(urth) (no subject)

James Wynn crushtv at gmail.com
Thu Dec 16 10:42:04 PST 2010


>> James Wynn-
>> Ehh...The creation story in Silmarillion simply does not jive with Genesis.
>> I don't see how all the hammers and grease in Mordor could wedge it in.
> Dan'l Danehy-Oakes-
> How does it not? Eru/Iluvatar/God speaks the world into being (the
> actual act of creation is his word Ea: let it be), just as in Genesis.
> If the details vary, well, someone as intelligent as Tolkien cannot
> have failed to notice that they vary in Genesis, too, where there are
> two incompatible creation accounts.

No Adam and Eve. No Cain & Able. No Garden. No Fall. No world-wide 
flood. No Babel. No "first born" in Genesis, although one could argue 
that there are in the Koran. And while the Eldar are reincarnated 
continuously until then end of the world, humanity escapes the "circle 
of the world" /but no one knows where they go/. There's room to APPEND 
the Second Covenant on to it after the fact, but Earth and Middle Earth 
arrive there from dramatically different places.

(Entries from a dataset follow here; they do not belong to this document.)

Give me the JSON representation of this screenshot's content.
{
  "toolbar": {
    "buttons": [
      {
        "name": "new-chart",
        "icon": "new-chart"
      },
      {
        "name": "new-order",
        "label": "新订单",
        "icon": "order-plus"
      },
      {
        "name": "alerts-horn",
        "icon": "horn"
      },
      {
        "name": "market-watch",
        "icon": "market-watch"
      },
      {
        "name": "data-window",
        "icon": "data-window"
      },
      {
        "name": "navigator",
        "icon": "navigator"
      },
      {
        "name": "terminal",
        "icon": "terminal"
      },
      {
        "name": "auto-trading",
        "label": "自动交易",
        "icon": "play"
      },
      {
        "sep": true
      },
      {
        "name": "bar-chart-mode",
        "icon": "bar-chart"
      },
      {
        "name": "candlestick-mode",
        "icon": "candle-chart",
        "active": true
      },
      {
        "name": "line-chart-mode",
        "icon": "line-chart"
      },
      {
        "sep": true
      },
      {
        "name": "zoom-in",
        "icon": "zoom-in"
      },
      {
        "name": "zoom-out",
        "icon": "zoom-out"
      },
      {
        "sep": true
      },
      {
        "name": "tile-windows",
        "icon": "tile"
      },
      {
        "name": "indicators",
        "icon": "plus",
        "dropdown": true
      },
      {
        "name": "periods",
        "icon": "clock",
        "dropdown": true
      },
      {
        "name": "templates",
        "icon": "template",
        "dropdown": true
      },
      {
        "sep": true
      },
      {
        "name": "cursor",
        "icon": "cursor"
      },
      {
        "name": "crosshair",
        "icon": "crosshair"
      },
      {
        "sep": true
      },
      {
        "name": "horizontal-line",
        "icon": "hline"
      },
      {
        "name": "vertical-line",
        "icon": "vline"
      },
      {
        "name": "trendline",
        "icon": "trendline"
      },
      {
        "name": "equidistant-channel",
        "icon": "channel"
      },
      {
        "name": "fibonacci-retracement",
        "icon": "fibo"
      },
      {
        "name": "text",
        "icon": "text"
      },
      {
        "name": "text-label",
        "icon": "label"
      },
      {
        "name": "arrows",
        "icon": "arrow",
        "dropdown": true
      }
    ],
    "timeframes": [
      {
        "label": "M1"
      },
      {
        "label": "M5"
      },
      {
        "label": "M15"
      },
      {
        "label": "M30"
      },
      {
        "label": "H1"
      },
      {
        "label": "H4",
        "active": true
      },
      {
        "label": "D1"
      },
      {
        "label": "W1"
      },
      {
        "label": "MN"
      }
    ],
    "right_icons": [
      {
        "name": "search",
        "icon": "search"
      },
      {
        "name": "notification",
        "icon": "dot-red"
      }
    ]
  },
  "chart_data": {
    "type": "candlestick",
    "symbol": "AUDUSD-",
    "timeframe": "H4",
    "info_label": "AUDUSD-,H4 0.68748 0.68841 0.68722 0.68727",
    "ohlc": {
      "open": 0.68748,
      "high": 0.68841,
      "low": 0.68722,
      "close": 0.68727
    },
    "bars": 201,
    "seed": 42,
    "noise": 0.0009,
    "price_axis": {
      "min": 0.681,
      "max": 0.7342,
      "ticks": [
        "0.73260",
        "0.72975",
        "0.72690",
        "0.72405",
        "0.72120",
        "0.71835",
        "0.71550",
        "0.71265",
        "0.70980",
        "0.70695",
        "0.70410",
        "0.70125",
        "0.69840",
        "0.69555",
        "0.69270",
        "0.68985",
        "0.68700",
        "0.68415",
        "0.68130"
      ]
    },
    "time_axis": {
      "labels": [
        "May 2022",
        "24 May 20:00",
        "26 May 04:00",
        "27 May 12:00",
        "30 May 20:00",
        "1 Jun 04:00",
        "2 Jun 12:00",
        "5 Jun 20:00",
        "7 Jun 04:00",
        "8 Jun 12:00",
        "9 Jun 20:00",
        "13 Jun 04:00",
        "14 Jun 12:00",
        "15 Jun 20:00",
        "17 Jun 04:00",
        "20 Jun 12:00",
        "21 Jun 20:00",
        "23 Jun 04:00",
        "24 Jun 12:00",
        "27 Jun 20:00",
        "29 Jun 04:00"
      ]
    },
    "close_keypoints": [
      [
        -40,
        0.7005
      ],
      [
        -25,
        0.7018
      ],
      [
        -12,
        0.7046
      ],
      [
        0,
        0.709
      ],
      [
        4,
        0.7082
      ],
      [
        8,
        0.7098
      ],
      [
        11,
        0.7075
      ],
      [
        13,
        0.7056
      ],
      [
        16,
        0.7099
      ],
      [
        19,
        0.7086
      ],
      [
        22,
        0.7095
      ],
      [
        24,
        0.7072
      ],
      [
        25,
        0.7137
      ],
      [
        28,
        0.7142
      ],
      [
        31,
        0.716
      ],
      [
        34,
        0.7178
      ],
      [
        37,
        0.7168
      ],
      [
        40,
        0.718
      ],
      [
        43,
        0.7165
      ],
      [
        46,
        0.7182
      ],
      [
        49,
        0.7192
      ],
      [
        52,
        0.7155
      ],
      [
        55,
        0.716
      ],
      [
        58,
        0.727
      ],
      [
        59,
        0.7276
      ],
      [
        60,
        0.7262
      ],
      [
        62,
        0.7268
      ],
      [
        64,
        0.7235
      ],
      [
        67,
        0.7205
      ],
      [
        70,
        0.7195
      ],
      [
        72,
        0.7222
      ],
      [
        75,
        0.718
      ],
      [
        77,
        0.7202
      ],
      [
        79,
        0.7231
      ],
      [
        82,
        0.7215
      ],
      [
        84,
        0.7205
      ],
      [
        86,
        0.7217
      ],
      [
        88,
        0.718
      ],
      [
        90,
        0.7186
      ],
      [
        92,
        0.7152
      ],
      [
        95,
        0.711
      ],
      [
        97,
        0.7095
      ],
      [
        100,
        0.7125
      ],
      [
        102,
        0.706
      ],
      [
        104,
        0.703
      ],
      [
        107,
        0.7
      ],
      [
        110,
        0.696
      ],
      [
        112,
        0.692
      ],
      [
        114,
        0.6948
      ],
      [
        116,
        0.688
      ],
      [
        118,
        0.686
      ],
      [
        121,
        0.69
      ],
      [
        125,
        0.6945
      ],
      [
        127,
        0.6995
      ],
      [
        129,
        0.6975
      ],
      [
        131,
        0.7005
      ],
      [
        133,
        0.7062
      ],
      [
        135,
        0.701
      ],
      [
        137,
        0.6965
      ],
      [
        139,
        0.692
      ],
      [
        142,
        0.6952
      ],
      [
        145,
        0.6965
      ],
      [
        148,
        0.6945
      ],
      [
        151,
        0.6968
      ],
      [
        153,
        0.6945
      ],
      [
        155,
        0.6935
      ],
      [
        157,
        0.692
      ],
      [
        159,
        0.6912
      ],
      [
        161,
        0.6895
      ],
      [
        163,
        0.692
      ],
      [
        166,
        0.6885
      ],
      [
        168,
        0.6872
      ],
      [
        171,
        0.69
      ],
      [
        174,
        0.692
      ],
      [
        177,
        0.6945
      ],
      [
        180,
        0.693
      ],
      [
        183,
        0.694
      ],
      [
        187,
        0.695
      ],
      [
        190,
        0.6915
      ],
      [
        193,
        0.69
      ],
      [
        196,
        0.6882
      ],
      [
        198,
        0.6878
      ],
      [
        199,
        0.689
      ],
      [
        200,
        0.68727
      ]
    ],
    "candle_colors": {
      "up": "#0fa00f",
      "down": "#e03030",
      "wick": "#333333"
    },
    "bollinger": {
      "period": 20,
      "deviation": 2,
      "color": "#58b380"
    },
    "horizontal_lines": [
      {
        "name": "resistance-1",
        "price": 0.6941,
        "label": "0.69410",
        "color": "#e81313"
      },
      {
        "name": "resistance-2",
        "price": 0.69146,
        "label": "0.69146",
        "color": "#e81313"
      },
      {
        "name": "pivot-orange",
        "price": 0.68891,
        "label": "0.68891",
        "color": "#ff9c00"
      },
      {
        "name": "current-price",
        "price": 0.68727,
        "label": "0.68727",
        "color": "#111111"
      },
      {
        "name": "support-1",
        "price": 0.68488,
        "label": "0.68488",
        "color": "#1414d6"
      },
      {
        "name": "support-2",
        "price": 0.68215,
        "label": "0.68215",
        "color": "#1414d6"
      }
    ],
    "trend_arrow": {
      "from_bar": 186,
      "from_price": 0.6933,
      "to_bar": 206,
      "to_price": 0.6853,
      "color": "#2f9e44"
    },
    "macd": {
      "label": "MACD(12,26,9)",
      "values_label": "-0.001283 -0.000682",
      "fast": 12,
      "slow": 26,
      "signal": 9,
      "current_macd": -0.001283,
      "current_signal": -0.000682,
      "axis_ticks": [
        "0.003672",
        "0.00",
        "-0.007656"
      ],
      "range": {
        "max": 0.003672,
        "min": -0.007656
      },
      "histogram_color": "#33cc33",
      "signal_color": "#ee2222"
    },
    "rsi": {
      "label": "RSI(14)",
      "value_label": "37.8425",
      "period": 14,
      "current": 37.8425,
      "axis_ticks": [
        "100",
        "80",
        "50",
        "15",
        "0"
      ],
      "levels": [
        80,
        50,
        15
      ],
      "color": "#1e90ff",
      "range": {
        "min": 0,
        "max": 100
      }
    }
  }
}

>> While there's nothing _hostile_ to Judeo-Christianity in Middle Earth, I
>> seem to recall that Tolkien said in "Letters" that he deliberately left
>> religion out of the books.
> That was specifically referring to _LotR_, and even there there are
> hints of religion, as when Faramir and company "say grace" before
> meals.

Eh..as you like. But who they are praying to is problematic given the 
rest of Tolkien's subcreation. Praying to one of the Valar seems the 
most likely, but that is problematic in a Judeo-Christian universe.